My work, Echo: Autofabrication employs technological mediation of the body as means to ponder how contemporary surveillance presents a reflection of ourselves and collective data accumulation. This work uses a 3D scan of myself, which I then digitally repeated and warped like a reflection in water. I then took a screenshot of the hybridised 3D model and converted it into a flat relief model.
I enacted legacy Russell's “splitting, merging [and] emerging” by cutting the model in half before materialising it as a 3D print. The repetition, asymmetry, and hybrid nature of the work echoes the many identities the self inhabits, the way we reflect performed selves, the multitudes of data our bodies contain, and how it can all be extracted from us.

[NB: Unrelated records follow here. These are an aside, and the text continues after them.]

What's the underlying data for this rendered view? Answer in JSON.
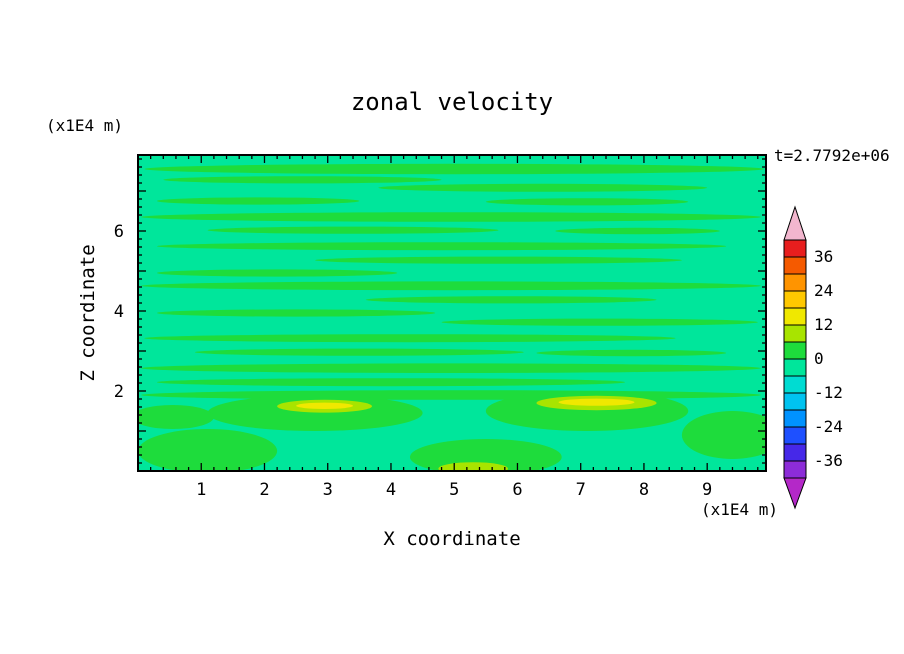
{
  "page": {
    "background": "#ffffff"
  },
  "chart_data": {
    "type": "heatmap",
    "title": "zonal velocity",
    "xlabel": "X coordinate",
    "ylabel": "Z coordinate",
    "x_axis_unit": "(x1E4 m)",
    "y_axis_unit": "(x1E4 m)",
    "time_label": "t=2.7792e+06",
    "xlim": [
      0,
      9.93
    ],
    "zlim": [
      0,
      7.9
    ],
    "x_ticks": [
      1,
      2,
      3,
      4,
      5,
      6,
      7,
      8,
      9
    ],
    "z_ticks": [
      2,
      4,
      6
    ],
    "minor_tick_step": 0.2,
    "grid": false,
    "frame_color": "#000000",
    "colorbar": {
      "position": "right",
      "label_values": [
        36,
        24,
        12,
        0,
        -12,
        -24,
        -36
      ],
      "segment_span": 6,
      "top_value": 42,
      "bottom_value": -42,
      "segments_top_to_bottom": [
        {
          "min": 36,
          "max": 42,
          "color": "#e81e1e"
        },
        {
          "min": 30,
          "max": 36,
          "color": "#f55a00"
        },
        {
          "min": 24,
          "max": 30,
          "color": "#ff9400"
        },
        {
          "min": 18,
          "max": 24,
          "color": "#ffc800"
        },
        {
          "min": 12,
          "max": 18,
          "color": "#f0e800"
        },
        {
          "min": 6,
          "max": 12,
          "color": "#a8e400"
        },
        {
          "min": 0,
          "max": 6,
          "color": "#1edc3c"
        },
        {
          "min": -6,
          "max": 0,
          "color": "#00e69b"
        },
        {
          "min": -12,
          "max": -6,
          "color": "#00dcd2"
        },
        {
          "min": -18,
          "max": -12,
          "color": "#00c3f0"
        },
        {
          "min": -24,
          "max": -18,
          "color": "#0092ff"
        },
        {
          "min": -30,
          "max": -24,
          "color": "#1e50ff"
        },
        {
          "min": -36,
          "max": -30,
          "color": "#4628e8"
        },
        {
          "min": -42,
          "max": -36,
          "color": "#8c2cd8"
        }
      ],
      "over_arrow_color": "#f2b6ce",
      "under_arrow_color": "#b428c8"
    },
    "field": {
      "description": "mostly near-zero zonal velocity: spring-green background (-6..0) with horizontal green streaks (0..6) and small yellow maxima (12..18) near z=1.6",
      "background_color": "#00e69b",
      "feature_colors": {
        "green": "#1edc3c",
        "yellow_green": "#a8e400",
        "yellow": "#f0e800"
      },
      "features": [
        [
          5.0,
          7.55,
          4.9,
          0.13,
          "green"
        ],
        [
          2.6,
          7.28,
          2.2,
          0.09,
          "green"
        ],
        [
          6.4,
          7.08,
          2.6,
          0.1,
          "green"
        ],
        [
          1.9,
          6.75,
          1.6,
          0.09,
          "green"
        ],
        [
          7.1,
          6.73,
          1.6,
          0.09,
          "green"
        ],
        [
          4.95,
          6.35,
          4.9,
          0.12,
          "green"
        ],
        [
          3.4,
          6.02,
          2.3,
          0.09,
          "green"
        ],
        [
          7.9,
          6.0,
          1.3,
          0.08,
          "green"
        ],
        [
          4.8,
          5.62,
          4.5,
          0.1,
          "green"
        ],
        [
          5.7,
          5.27,
          2.9,
          0.09,
          "green"
        ],
        [
          2.2,
          4.95,
          1.9,
          0.09,
          "green"
        ],
        [
          4.95,
          4.63,
          4.9,
          0.11,
          "green"
        ],
        [
          5.9,
          4.28,
          2.3,
          0.09,
          "green"
        ],
        [
          2.5,
          3.95,
          2.2,
          0.09,
          "green"
        ],
        [
          7.3,
          3.72,
          2.5,
          0.09,
          "green"
        ],
        [
          4.3,
          3.32,
          4.2,
          0.1,
          "green"
        ],
        [
          3.5,
          2.97,
          2.6,
          0.09,
          "green"
        ],
        [
          7.8,
          2.95,
          1.5,
          0.08,
          "green"
        ],
        [
          4.95,
          2.57,
          4.9,
          0.12,
          "green"
        ],
        [
          4.0,
          2.22,
          3.7,
          0.1,
          "green"
        ],
        [
          4.95,
          1.9,
          4.9,
          0.12,
          "green"
        ],
        [
          2.8,
          1.45,
          1.7,
          0.45,
          "green"
        ],
        [
          2.95,
          1.62,
          0.75,
          0.16,
          "yellow_green"
        ],
        [
          2.95,
          1.63,
          0.45,
          0.08,
          "yellow"
        ],
        [
          7.1,
          1.5,
          1.6,
          0.5,
          "green"
        ],
        [
          7.25,
          1.7,
          0.95,
          0.18,
          "yellow_green"
        ],
        [
          7.25,
          1.72,
          0.6,
          0.09,
          "yellow"
        ],
        [
          9.4,
          0.9,
          0.8,
          0.6,
          "green"
        ],
        [
          5.5,
          0.35,
          1.2,
          0.45,
          "green"
        ],
        [
          5.3,
          0.06,
          0.55,
          0.16,
          "yellow_green"
        ],
        [
          1.1,
          0.5,
          1.1,
          0.55,
          "green"
        ],
        [
          0.55,
          1.35,
          0.65,
          0.3,
          "green"
        ]
      ]
    }
  }
}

I continued to probe the material output of the 3D print by pushing it into an analog mode of image generation. Here you can see an animation which I made as part of my work Hymn to the [extreme] Self. I took the virtual model I made for the last work and then created a simple revolving animation. I then interrupted the makeup of the animation by extracting frames, simplifying them to visual data, and then converting them to topographic slides where different densities of tone in the image have increased opacity, intervening with the penetration of light. After printing, I re-photographed each frame and stitched it back together to create a 3D animation.
In this work, Hymn to the [extreme] Self, layers of different mediated imagery to visualise contemporary capitalist surveillance and its subjective impact. The relief sculpture blends a flat image with physical depth. The apertures in the aluminium reveal screen fragments where the image both connects, echoes, and ruptures. The piece explores the virtual versus the real, challenging the artifice of the image and data. It questions how corporate surveillance shapes our agency and self-perception.
In the title, Hymn is a reference to a sung praise.
Post-death of God in a Nietzschean sense, the self has become proliferated and worshipped. Self-worship, self-healing, self-shaping, auto-fabrication. This is amplified by the growth of parasocial relationships, influencers and K-pop stars reigning as deities and goddesses.
The metaphor is expanded by the liturgical nature of the text and ominous robotic female voice narrating in the work. If the performed self is the new God, then the technology that holds and proliferates, it is the Bible and the church. And like transubstantiation, the artifice of the virtual self becomes corporeal body and blood.
A third work in this series, Cartographic Collapse: Cross Section, is another iteration of this portrait. A map is a reality abstracted and defined by those in power. My body is abstracted and defined by means of data.This work is a depiction of the same 3D model present in the other two works.
Although not literally a map, the internal structures of the 3D print informed by my photogrammetry self-portrait emulates the language of drawn maps and references the power claimed through reality-defining cartography. I etch the image into aluminium, emphasising the industrialisation of the body and playing with the poetic potentials of reflection.
Just as maps are drawn by those with power, is the body defined, commodified and extracted through digital behavioural and optical surveillance by those in power. I have started to explore and discover other ways I can use my biometric data to construct material and visual output, an example seen here in the frame surrounding the cartographic collapse image. As technology is insidiously burrowing into the fabric of social existence and culture, I attempt to reveal the artifice, like unveiling the copy in the Fable of Borgia's Map.
Enacting glitch as a feminist act, slipping from the ouroboros cycle of digital surveillance and mediation. My body is extracted, it is data. My practice document mediates and then reflects the performance of extraction back to the viewer as means of interrogation. Thank you.